• Adding furniture helps boost sales 73% for Poppin.com in 2016

    The Poppin brand, known for its colorful office supplies, expanded into office furniture in 2015. More categories are coming.

    Poppin.com made its name selling tape dispensers, staplers and pens in pastel colors instead of drab black, grey and burgundy. Now it has expanded into office furniture and put its products into 4,500 retail stores, with more growth initiatives in the offing, says CEO Randy Nicolau.

    The furniture line and retail expansion contributed to boosting the company’s sales 73% to about $40 million in 2016 from $23 million the year before. Nicolau projects sales this year will grow another 50-60%. Between 45% and 50% of 2016 sales were of office furniture, which Poppin.com only introduced in April 2015.

    Like its office supplies, the furniture is made by Poppin, which sells it directly to customers. Nicolau called Poppin “the Tesla of office suppliers,” because, like the maker of electric cars, Poppin is vertically integrated: It makes the product, sells it on its website and handles delivery to the customer.
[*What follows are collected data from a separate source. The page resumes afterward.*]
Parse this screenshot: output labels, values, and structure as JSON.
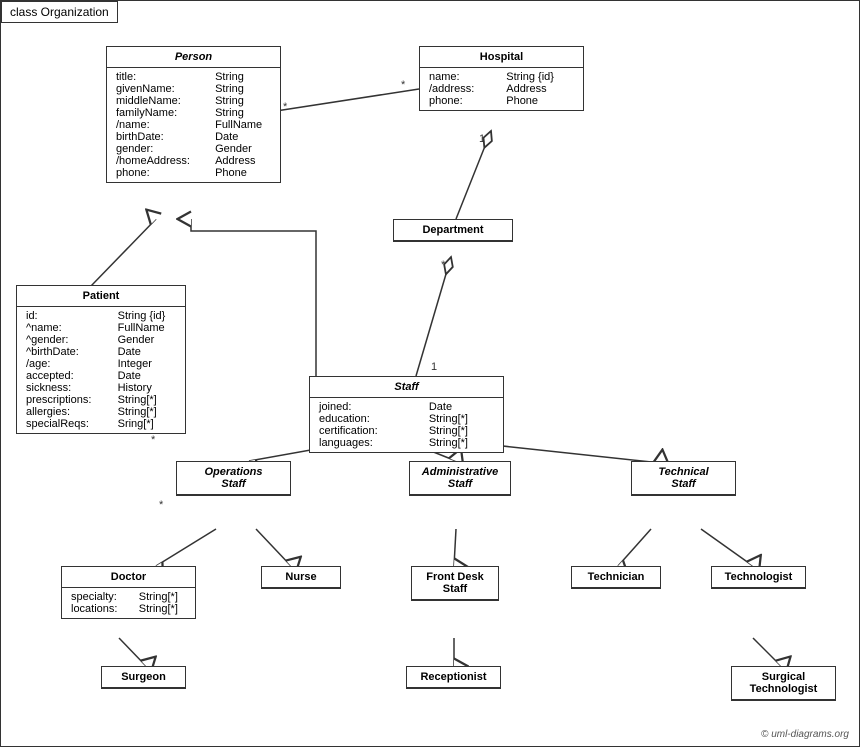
{
  "title": "class Organization",
  "copyright": "© uml-diagrams.org",
  "classes": {
    "person": {
      "name": "Person",
      "italic": true,
      "attributes": [
        [
          "title:",
          "String"
        ],
        [
          "givenName:",
          "String"
        ],
        [
          "middleName:",
          "String"
        ],
        [
          "familyName:",
          "String"
        ],
        [
          "/name:",
          "FullName"
        ],
        [
          "birthDate:",
          "Date"
        ],
        [
          "gender:",
          "Gender"
        ],
        [
          "/homeAddress:",
          "Address"
        ],
        [
          "phone:",
          "Phone"
        ]
      ]
    },
    "hospital": {
      "name": "Hospital",
      "italic": false,
      "attributes": [
        [
          "name:",
          "String {id}"
        ],
        [
          "/address:",
          "Address"
        ],
        [
          "phone:",
          "Phone"
        ]
      ]
    },
    "patient": {
      "name": "Patient",
      "italic": false,
      "attributes": [
        [
          "id:",
          "String {id}"
        ],
        [
          "^name:",
          "FullName"
        ],
        [
          "^gender:",
          "Gender"
        ],
        [
          "^birthDate:",
          "Date"
        ],
        [
          "/age:",
          "Integer"
        ],
        [
          "accepted:",
          "Date"
        ],
        [
          "sickness:",
          "History"
        ],
        [
          "prescriptions:",
          "String[*]"
        ],
        [
          "allergies:",
          "String[*]"
        ],
        [
          "specialReqs:",
          "Sring[*]"
        ]
      ]
    },
    "department": {
      "name": "Department",
      "italic": false,
      "attributes": []
    },
    "staff": {
      "name": "Staff",
      "italic": true,
      "attributes": [
        [
          "joined:",
          "Date"
        ],
        [
          "education:",
          "String[*]"
        ],
        [
          "certification:",
          "String[*]"
        ],
        [
          "languages:",
          "String[*]"
        ]
      ]
    },
    "operations_staff": {
      "name": "Operations\nStaff",
      "italic": true,
      "attributes": []
    },
    "administrative_staff": {
      "name": "Administrative\nStaff",
      "italic": true,
      "attributes": []
    },
    "technical_staff": {
      "name": "Technical\nStaff",
      "italic": true,
      "attributes": []
    },
    "doctor": {
      "name": "Doctor",
      "italic": false,
      "attributes": [
        [
          "specialty:",
          "String[*]"
        ],
        [
          "locations:",
          "String[*]"
        ]
      ]
    },
    "nurse": {
      "name": "Nurse",
      "italic": false,
      "attributes": []
    },
    "front_desk_staff": {
      "name": "Front Desk\nStaff",
      "italic": false,
      "attributes": []
    },
    "technician": {
      "name": "Technician",
      "italic": false,
      "attributes": []
    },
    "technologist": {
      "name": "Technologist",
      "italic": false,
      "attributes": []
    },
    "surgeon": {
      "name": "Surgeon",
      "italic": false,
      "attributes": []
    },
    "receptionist": {
      "name": "Receptionist",
      "italic": false,
      "attributes": []
    },
    "surgical_technologist": {
      "name": "Surgical\nTechnologist",
      "italic": false,
      "attributes": []
    }
  }
}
    Poppin.com, No. 519 in the Internet Retailer 2016 Top 1000, also has grown sales by placing its merchandise in 4,500 bricks-and-mortar stores operated by Staples Inc. (No. 5), The Container Store Inc. (No. 316) and college bookstores operated by Barnes & Noble Inc. (No. 54). “When our products are sold in retail stores they’re always displayed together under Poppin signage we designed and created,” Nicolau says. “Our staplers aren’t in the stapler aisle and notebooks in the notebook aisle. They’re all together.”
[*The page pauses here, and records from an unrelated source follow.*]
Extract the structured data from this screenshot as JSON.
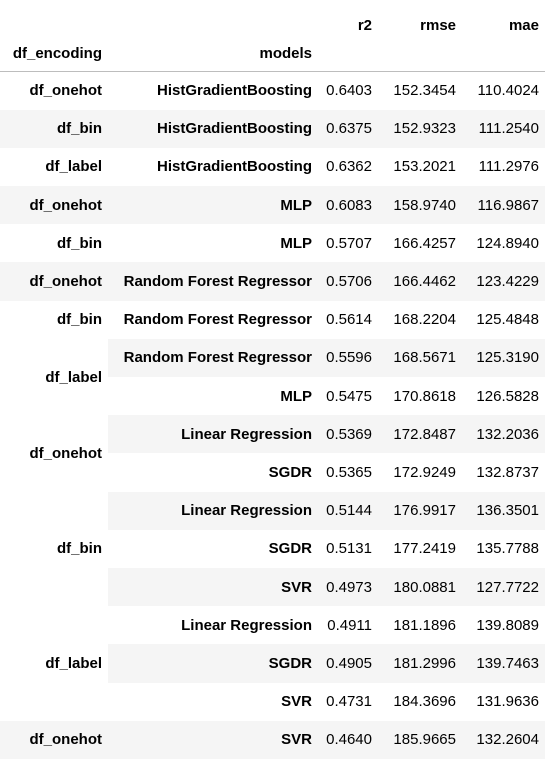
{
  "header": {
    "metrics": [
      "r2",
      "rmse",
      "mae"
    ],
    "index_names": [
      "df_encoding",
      "models"
    ]
  },
  "rows": [
    {
      "encoding": "df_onehot",
      "model": "HistGradientBoosting",
      "r2": "0.6403",
      "rmse": "152.3454",
      "mae": "110.4024"
    },
    {
      "encoding": "df_bin",
      "model": "HistGradientBoosting",
      "r2": "0.6375",
      "rmse": "152.9323",
      "mae": "111.2540"
    },
    {
      "encoding": "df_label",
      "model": "HistGradientBoosting",
      "r2": "0.6362",
      "rmse": "153.2021",
      "mae": "111.2976"
    },
    {
      "encoding": "df_onehot",
      "model": "MLP",
      "r2": "0.6083",
      "rmse": "158.9740",
      "mae": "116.9867"
    },
    {
      "encoding": "df_bin",
      "model": "MLP",
      "r2": "0.5707",
      "rmse": "166.4257",
      "mae": "124.8940"
    },
    {
      "encoding": "df_onehot",
      "model": "Random Forest Regressor",
      "r2": "0.5706",
      "rmse": "166.4462",
      "mae": "123.4229"
    },
    {
      "encoding": "df_bin",
      "model": "Random Forest Regressor",
      "r2": "0.5614",
      "rmse": "168.2204",
      "mae": "125.4848"
    },
    {
      "encoding": "df_label",
      "model": "Random Forest Regressor",
      "r2": "0.5596",
      "rmse": "168.5671",
      "mae": "125.3190"
    },
    {
      "encoding": "",
      "model": "MLP",
      "r2": "0.5475",
      "rmse": "170.8618",
      "mae": "126.5828"
    },
    {
      "encoding": "df_onehot",
      "model": "Linear Regression",
      "r2": "0.5369",
      "rmse": "172.8487",
      "mae": "132.2036"
    },
    {
      "encoding": "",
      "model": "SGDR",
      "r2": "0.5365",
      "rmse": "172.9249",
      "mae": "132.8737"
    },
    {
      "encoding": "df_bin",
      "model": "Linear Regression",
      "r2": "0.5144",
      "rmse": "176.9917",
      "mae": "136.3501"
    },
    {
      "encoding": "",
      "model": "SGDR",
      "r2": "0.5131",
      "rmse": "177.2419",
      "mae": "135.7788"
    },
    {
      "encoding": "",
      "model": "SVR",
      "r2": "0.4973",
      "rmse": "180.0881",
      "mae": "127.7722"
    },
    {
      "encoding": "df_label",
      "model": "Linear Regression",
      "r2": "0.4911",
      "rmse": "181.1896",
      "mae": "139.8089"
    },
    {
      "encoding": "",
      "model": "SGDR",
      "r2": "0.4905",
      "rmse": "181.2996",
      "mae": "139.7463"
    },
    {
      "encoding": "",
      "model": "SVR",
      "r2": "0.4731",
      "rmse": "184.3696",
      "mae": "131.9636"
    },
    {
      "encoding": "df_onehot",
      "model": "SVR",
      "r2": "0.4640",
      "rmse": "185.9665",
      "mae": "132.2604"
    }
  ],
  "encoding_spans": [
    1,
    1,
    1,
    1,
    1,
    1,
    1,
    2,
    0,
    2,
    0,
    3,
    0,
    0,
    3,
    0,
    0,
    1
  ]
}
    To better introduce its furniture line to architects and interior designers, Poppin has opened showrooms in New York and San Francisco. There will be four or five more physical locations opened this year, Nicolau says, including in Los Angeles, Chicago and Denver. “We write a lot of business in those showrooms,” he says.

    He attributes the success of the furniture line to it filling a gap between low-end merchandise from the likes of Ikea and pricey furniture from Herman Miller and similar high-end brands. He says he has identified a number of other big categories where Poppin can cut out the middleman and provide quality goods at affordable prices. While he would not name those product categories, he says the first new items will appear at the end of this year with more to come in 2018.

    Customer service also is critical. “There may be a customer who needs a delivery into a union building at certain hours when the elevator is available,” Nicolau says. He compares Poppin’s ability to handle that kind of complicated fulfillment of large, high-ticket items to Wayfair Inc.’s success in home furnishings. Wayfair, No. 24 in the Top 1000, nearly doubled online sales to $2.04 billion in 2015 and was named the 2016 Internet Retailer of the Year by Internet Retailer last year in an award ceremony at IRCE.

    And even producing matching yellow staplers and tape dispensers is harder than it looks. Those items are produced in different factories and it’s critical that the colors match exactly. “You don’t have to be an expert in design to look at two items next to each other on a desk and see the colors don’t match,” he says. To ensure consistency, he says, Poppin maintains three offices and 18 full-time employees in China, and it operates color quality labs in the factories where it produces its Poppin-branded goods.